8.4 The restrictions contained in sub-Clauses 8.1 and 8.2 above shall be
without prejudice to performance by and shall not limit the
restrictions on Xxxx, Xxxxx Xxx under the terms of his employment
agreement entered into pursuant to this Agreement.
8.5 The Purchaser agrees to provide the Company with HK$800,000 in cash as
working capital, in accordance with the Company's reasonable expansion
needs, but in no event later than 31 March 2000.
8.6 In relation to the Leasing Programme for Dell computers dated 6 October
1999 entered into between the Company and Dell Computer Asia Ltd. with
financing provided by Newcourt Credit Hong Kong Limited (the "Lessor"),
the Vendors shall indemnify the Company and the Purchaser against any
and all losses, expenses, costs or damage suffered or incurred by the
Company that are directly caused by any failure to obtain the Lessor's
consent to the sale and purchase of the Sale Shares by the Vendors to
the Purchaser.
8.7 The Vendors shall indemnify the Company and the Purchaser against any
and all losses, expenses, costs or damage suffered or incurred by the
Company that are directly caused by any unauthorised or infringing use
of any computer programs or software by the Company.
8.8 The Vendors shall indemnify the Company and the Purchaser against any
and all losses, expenses, costs or damage suffered or incurred by the
Company that are directly caused by any Tax liabilities arising from
the employment or termination of any and all employees of the Company.

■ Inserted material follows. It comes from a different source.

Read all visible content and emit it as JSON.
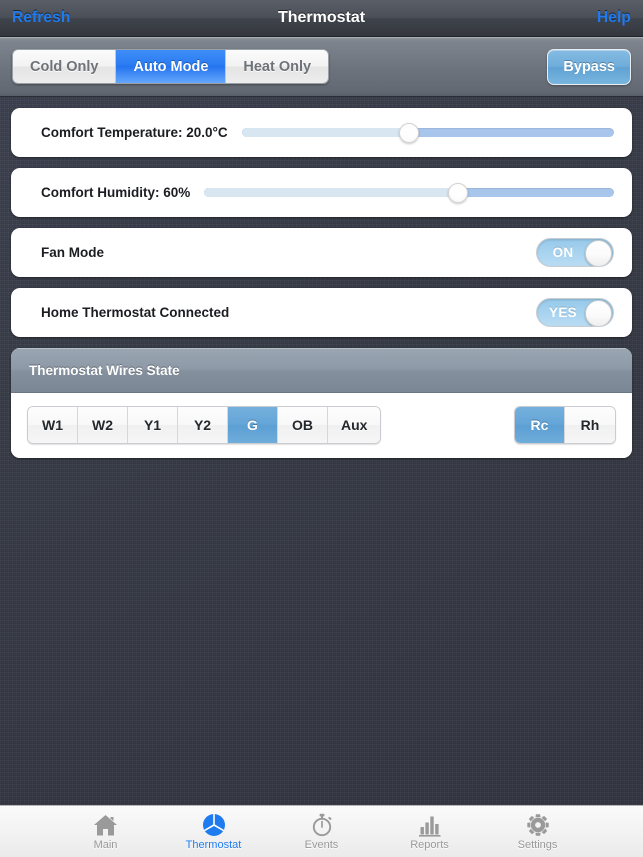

8.9 In relation to the tenancy agreement dated 1 December 1998 entered into
between the Company and Ms. Xxx Xxx Liang and Xxx Xxxx (the "First
Landlord"), the Vendors shall indemnify the Company and the Purchaser
against any and all losses, expenses, costs or damage suffered or
incurred by the Company that are directly caused by the Company's use
and occupation of the Company's current office premises at Room 903
Xxxxx Centre, 36 Xxxxx Xxx Street, Xxxx Xxxx, Kowloon, Hong Kong for
other than industrial use, including, but not limited to, any fines
imposed by the Hong Kong government or any claims made by the First
Landlord.
8.10 In relation to the tenancy agreement dated 21 December 1999 entered
into between the Company and City Top Trading Limited (the "Second
Landlord"), the Vendors shall indemnify the Company and the Purchaser
against any and all losses, expenses, costs or damage suffered or
incurred by the Company that are directly caused by the Company's use
and occupation of the premises at Room 809 Xxxxx Centre, 36 Xxxxx Xxx
Street, Xxxx Xxxx, Kowloon, Hong Kong for other than industrial use,
including, but not limited to, any fines imposed by the Hong Kong
government or any claims made by the Second Landlord.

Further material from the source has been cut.